Use Case: Highly discouraged for most modern web applications, especially for entities that rarely change. It can be considered for truly immutable entities with a naturally unique and stable identifier that is also concise (e.g., country codes, fixed reference data). Surrogate keys are almost always preferred.
Conclusion
The choice of primary key is a foundational decision with far-reaching implications for a modern web application. For most scenarios, auto-incrementing BIGINTs offer excellent performance and simplicity for systems where a centralized ID generation mechanism is feasible. They minimize storage, optimize B-tree indexing, and are human-friendly. However, their Achilles' heel lies in distributed systems where maintaining global uniqueness without coordination becomes a significant challenge.

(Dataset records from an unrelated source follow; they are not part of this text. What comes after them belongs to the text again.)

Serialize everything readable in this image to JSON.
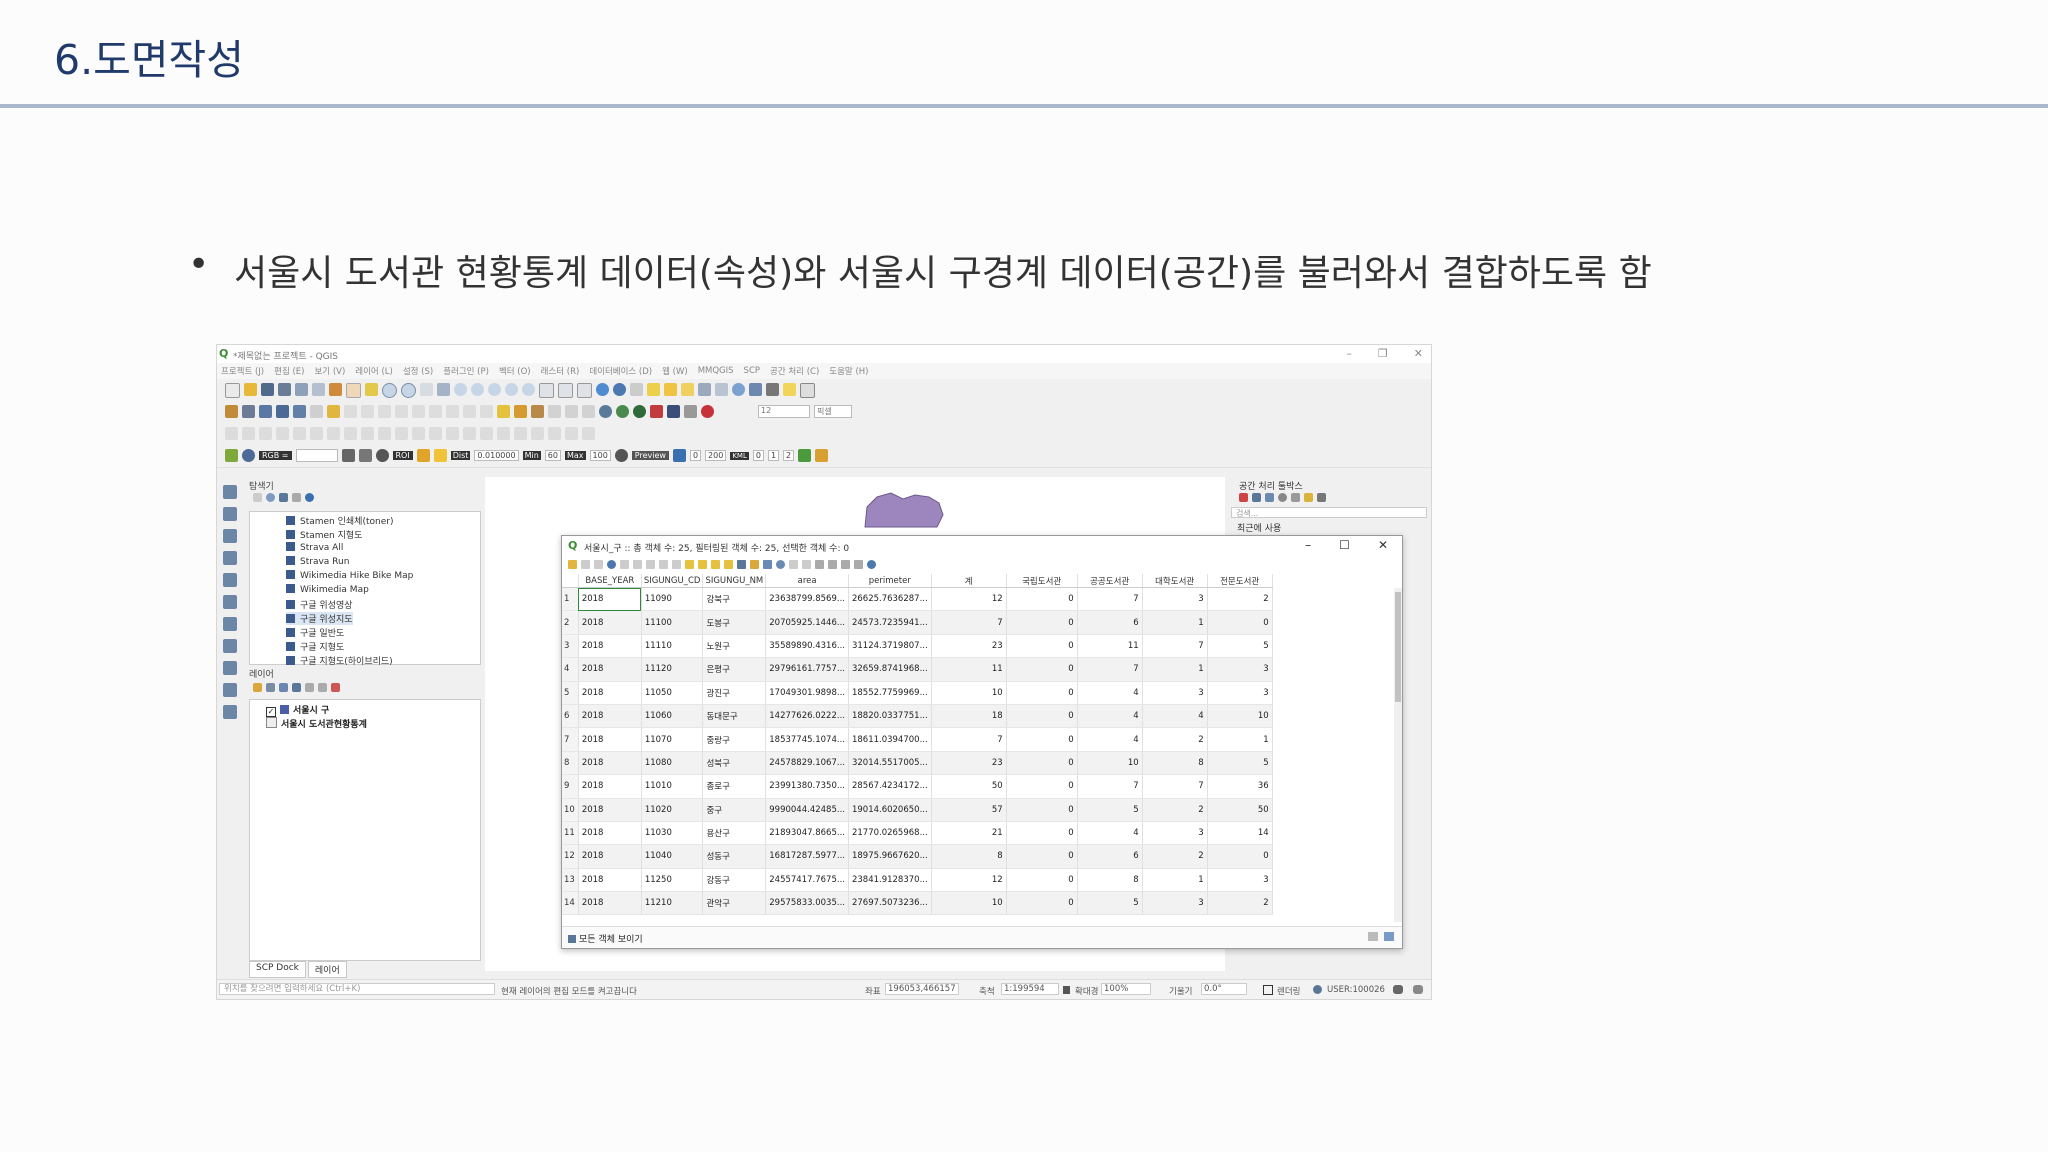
{
  "slide": {
    "title": "6.도면작성",
    "bullet_marker": "•",
    "bullet": "서울시 도서관 현황통계 데이터(속성)와 서울시 구경계 데이터(공간)를 불러와서 결합하도록 함"
  },
  "qgis": {
    "window_title": "*제목없는 프로젝트 - QGIS",
    "window_buttons": [
      "–",
      "❐",
      "✕"
    ],
    "menu": [
      "프로젝트 (J)",
      "편집 (E)",
      "보기 (V)",
      "레이어 (L)",
      "설정 (S)",
      "플러그인 (P)",
      "벡터 (O)",
      "래스터 (R)",
      "데이터베이스 (D)",
      "웹 (W)",
      "MMQGIS",
      "SCP",
      "공간 처리 (C)",
      "도움말 (H)"
    ],
    "toolbar4": {
      "rgb": "RGB =",
      "roi": "ROI",
      "dist_label": "Dist",
      "dist_value": "0.010000",
      "min_label": "Min",
      "min_value": "60",
      "max_label": "Max",
      "max_value": "100",
      "preview": "Preview",
      "n1": "0",
      "n200": "200",
      "kml": "KML",
      "v0": "0",
      "v1": "1",
      "v2": "2"
    },
    "toolbar2": {
      "font_size": "12",
      "unit": "픽셀"
    },
    "browser": {
      "title": "탐색기",
      "items": [
        "Stamen 인쇄체(toner)",
        "Stamen 지형도",
        "Strava All",
        "Strava Run",
        "Wikimedia Hike Bike Map",
        "Wikimedia Map",
        "구글 위성영상",
        "구글 위성지도",
        "구글 일반도",
        "구글 지형도",
        "구글 지형도(하이브리드)"
      ]
    },
    "layers": {
      "title": "레이어",
      "items": [
        "서울시 구",
        "서울시 도서관현황통계"
      ]
    },
    "bottom_tabs": [
      "SCP Dock",
      "레이어"
    ],
    "processing": {
      "title": "공간 처리 툴박스",
      "search_placeholder": "검색...",
      "recent": "최근에 사용"
    },
    "status": {
      "search_placeholder": "위치를 찾으려면 입력하세요 (Ctrl+K)",
      "message": "현재 레이어의 편집 모드를 켜고끕니다",
      "coord_label": "좌표",
      "coord_value": "196053,466157",
      "scale_label": "축척",
      "scale_value": "1:199594",
      "magnifier_label": "확대경",
      "magnifier_value": "100%",
      "rotation_label": "기울기",
      "rotation_value": "0.0°",
      "render_label": "렌더링",
      "crs": "USER:100026"
    }
  },
  "attribute_table": {
    "title": "서울시_구 :: 총 객체 수: 25, 필터링된 객체 수: 25, 선택한 객체 수: 0",
    "columns": [
      "BASE_YEAR",
      "SIGUNGU_CD",
      "SIGUNGU_NM",
      "area",
      "perimeter",
      "계",
      "국립도서관",
      "공공도서관",
      "대학도서관",
      "전문도서관"
    ],
    "rows": [
      [
        "1",
        "2018",
        "11090",
        "강북구",
        "23638799.8569...",
        "26625.7636287...",
        "12",
        "0",
        "7",
        "3",
        "2"
      ],
      [
        "2",
        "2018",
        "11100",
        "도봉구",
        "20705925.1446...",
        "24573.7235941...",
        "7",
        "0",
        "6",
        "1",
        "0"
      ],
      [
        "3",
        "2018",
        "11110",
        "노원구",
        "35589890.4316...",
        "31124.3719807...",
        "23",
        "0",
        "11",
        "7",
        "5"
      ],
      [
        "4",
        "2018",
        "11120",
        "은평구",
        "29796161.7757...",
        "32659.8741968...",
        "11",
        "0",
        "7",
        "1",
        "3"
      ],
      [
        "5",
        "2018",
        "11050",
        "광진구",
        "17049301.9898...",
        "18552.7759969...",
        "10",
        "0",
        "4",
        "3",
        "3"
      ],
      [
        "6",
        "2018",
        "11060",
        "동대문구",
        "14277626.0222...",
        "18820.0337751...",
        "18",
        "0",
        "4",
        "4",
        "10"
      ],
      [
        "7",
        "2018",
        "11070",
        "중랑구",
        "18537745.1074...",
        "18611.0394700...",
        "7",
        "0",
        "4",
        "2",
        "1"
      ],
      [
        "8",
        "2018",
        "11080",
        "성북구",
        "24578829.1067...",
        "32014.5517005...",
        "23",
        "0",
        "10",
        "8",
        "5"
      ],
      [
        "9",
        "2018",
        "11010",
        "종로구",
        "23991380.7350...",
        "28567.4234172...",
        "50",
        "0",
        "7",
        "7",
        "36"
      ],
      [
        "10",
        "2018",
        "11020",
        "중구",
        "9990044.42485...",
        "19014.6020650...",
        "57",
        "0",
        "5",
        "2",
        "50"
      ],
      [
        "11",
        "2018",
        "11030",
        "용산구",
        "21893047.8665...",
        "21770.0265968...",
        "21",
        "0",
        "4",
        "3",
        "14"
      ],
      [
        "12",
        "2018",
        "11040",
        "성동구",
        "16817287.5977...",
        "18975.9667620...",
        "8",
        "0",
        "6",
        "2",
        "0"
      ],
      [
        "13",
        "2018",
        "11250",
        "강동구",
        "24557417.7675...",
        "23841.9128370...",
        "12",
        "0",
        "8",
        "1",
        "3"
      ],
      [
        "14",
        "2018",
        "11210",
        "관악구",
        "29575833.0035...",
        "27697.5073236...",
        "10",
        "0",
        "5",
        "3",
        "2"
      ]
    ],
    "footer_filter": "모든 객체 보이기",
    "window_buttons": [
      "–",
      "☐",
      "✕"
    ]
  },
  "colors": {
    "title": "#1f3a6b",
    "rule": "#a9b7cc",
    "map_polygon": "#9d85bd",
    "selection_outline": "#2c8a3a"
  }
}
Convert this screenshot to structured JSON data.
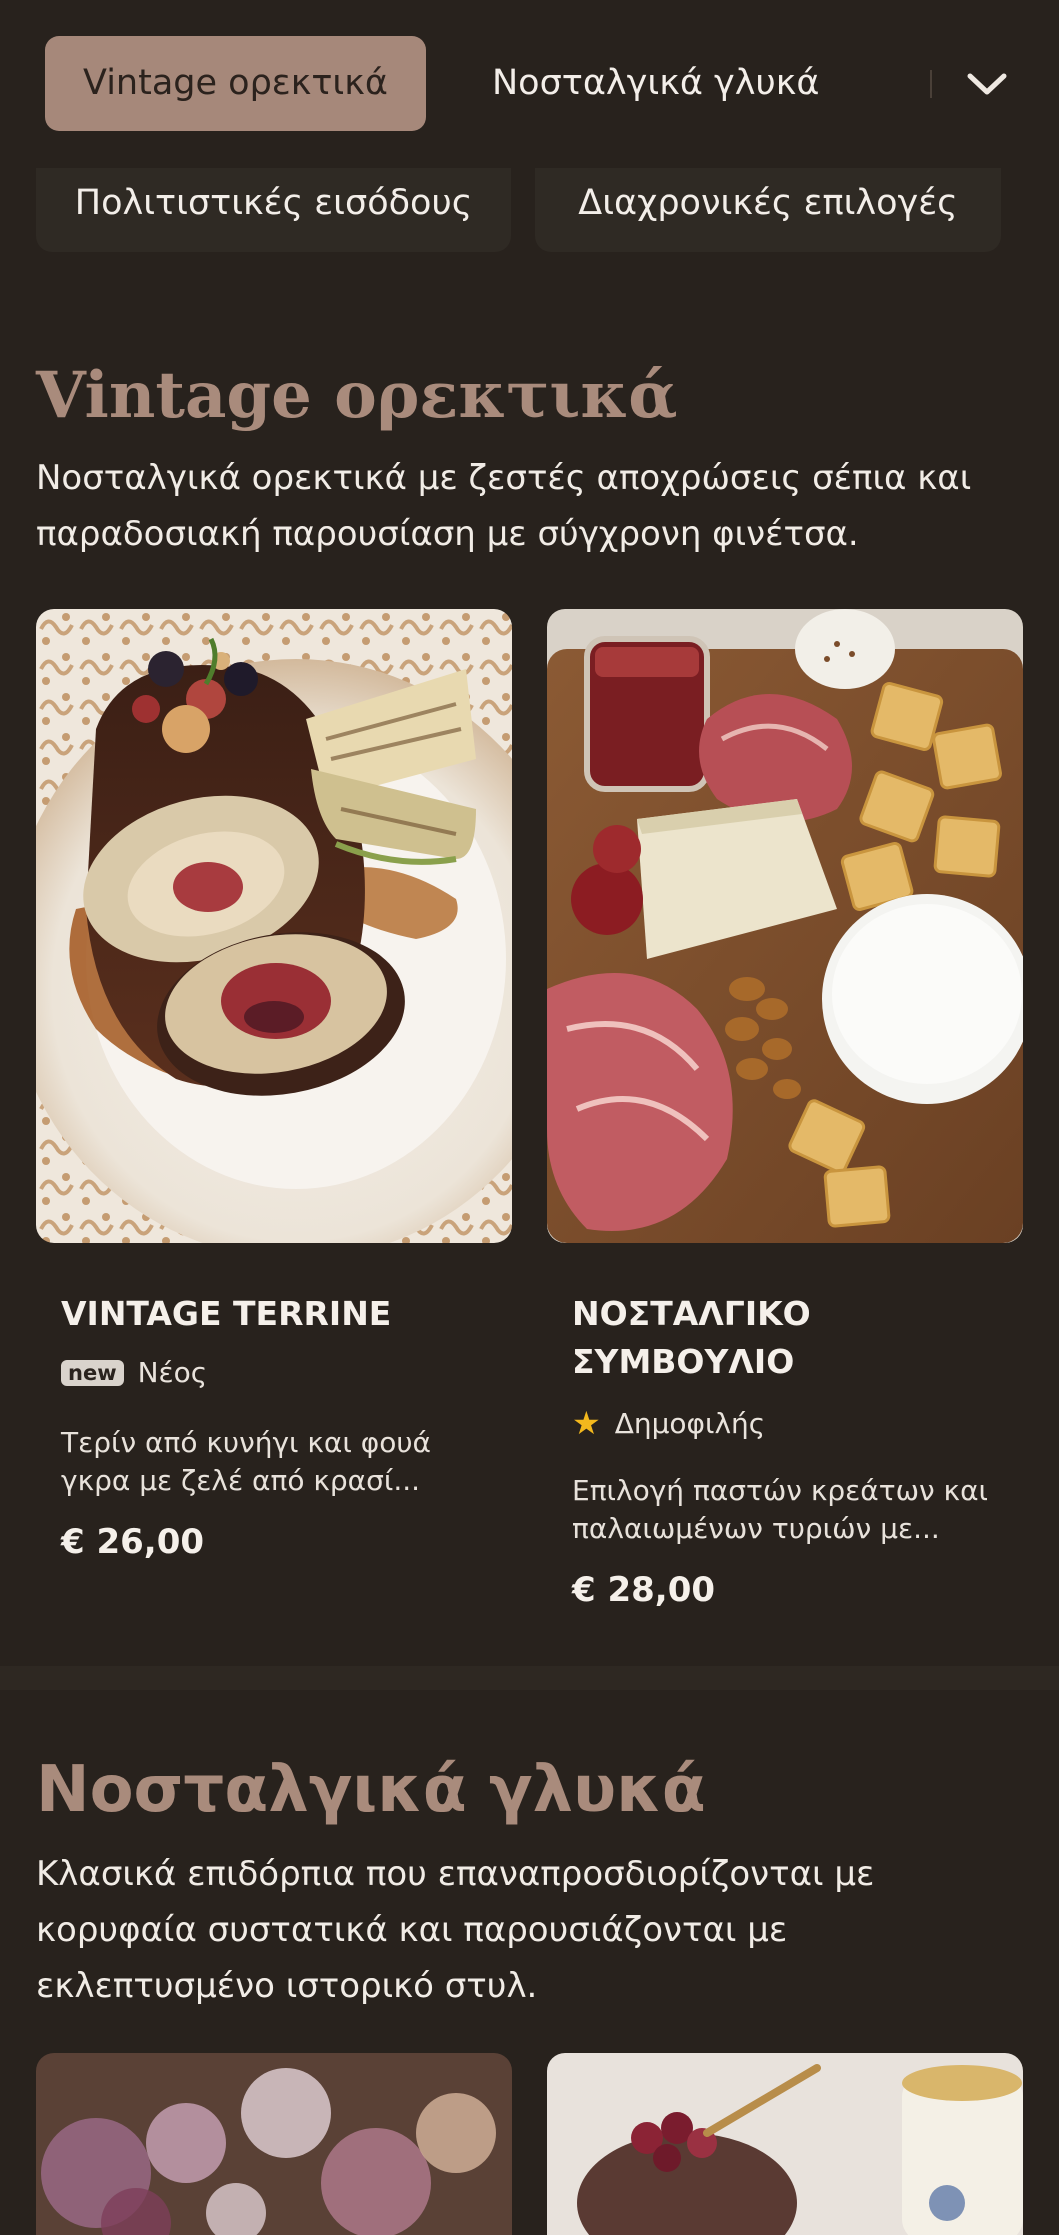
{
  "nav": {
    "active_category": "Vintage ορεκτικά",
    "next_category": "Νοσταλγικά γλυκά",
    "row2": [
      "Πολιτιστικές εισόδους",
      "Διαχρονικές επιλογές"
    ]
  },
  "section1": {
    "title": "Vintage ορεκτικά",
    "description": "Νοσταλγικά ορεκτικά με ζεστές αποχρώσεις σέπια και παραδοσιακή παρουσίαση με σύγχρονη φινέτσα.",
    "items": [
      {
        "name": "VINTAGE TERRINE",
        "badge": "new",
        "badge_label": "Νέος",
        "description": "Τερίν από κυνήγι και φουά γκρα με ζελέ από κρασί...",
        "price": "€ 26,00"
      },
      {
        "name": "ΝΟΣΤΑΛΓΙΚΟ ΣΥΜΒΟΥΛΙΟ",
        "badge": "★",
        "badge_label": "Δημοφιλής",
        "description": "Επιλογή παστών κρεάτων και παλαιωμένων τυριών με...",
        "price": "€ 28,00"
      }
    ]
  },
  "section2": {
    "title": "Νοσταλγικά γλυκά",
    "description": "Κλασικά επιδόρπια που επαναπροσδιορίζονται με κορυφαία συστατικά και παρουσιάζονται με εκλεπτυσμένο ιστορικό στυλ."
  },
  "colors": {
    "background": "#28221d",
    "accent": "#a6887a",
    "star": "#f3b81d"
  }
}
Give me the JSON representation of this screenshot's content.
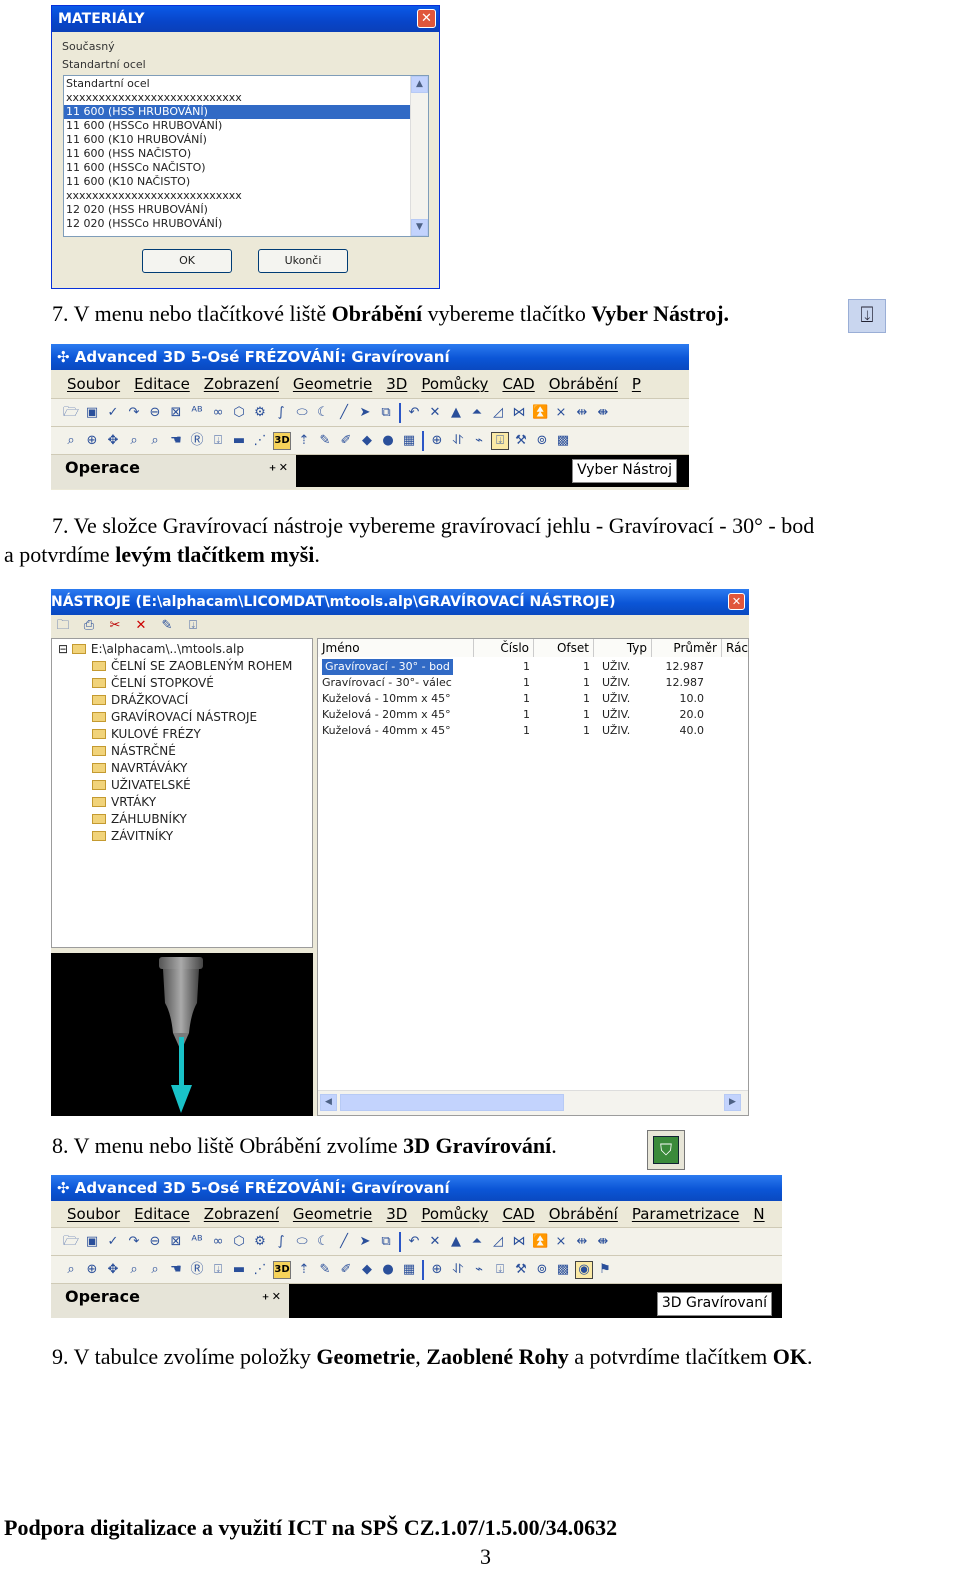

This is where UUIDs shine. Their global uniqueness, independent generation, and suitability for distributed architectures make them an indispensable choice for microservices, multi-region deployments, and multi-tenanted applications. To mitigate their primary drawback of index fragmentation, developers should prioritize time-ordered UUID versions (e.g., v1, v7, or similar database-specific implementations like MySQL's UUID_TO_BIN(UUID(), 1)) to combine the benefits of global uniqueness with improved database performance.
Natural keys, while conceptually appealing for their business meaning, generally present too many practical challenges related to mutability, integrity, and privacy to be a sustainable choice for primary keys in modern, dynamic web applications. Surrogate keys (BIGINTs or UUIDs) almost always provide a more robust and maintainable foundation.
Ultimately, the deciding factor is the application's specific architecture and scalability requirements. For simple, monolithic applications with a single database, BIGINTs often suffice. For complex, distributed, and highly scalable systems, UUIDs (especially time-ordered variants) offer the necessary flexibility and resilience, making them the preferred weapon in the primary key arsenal.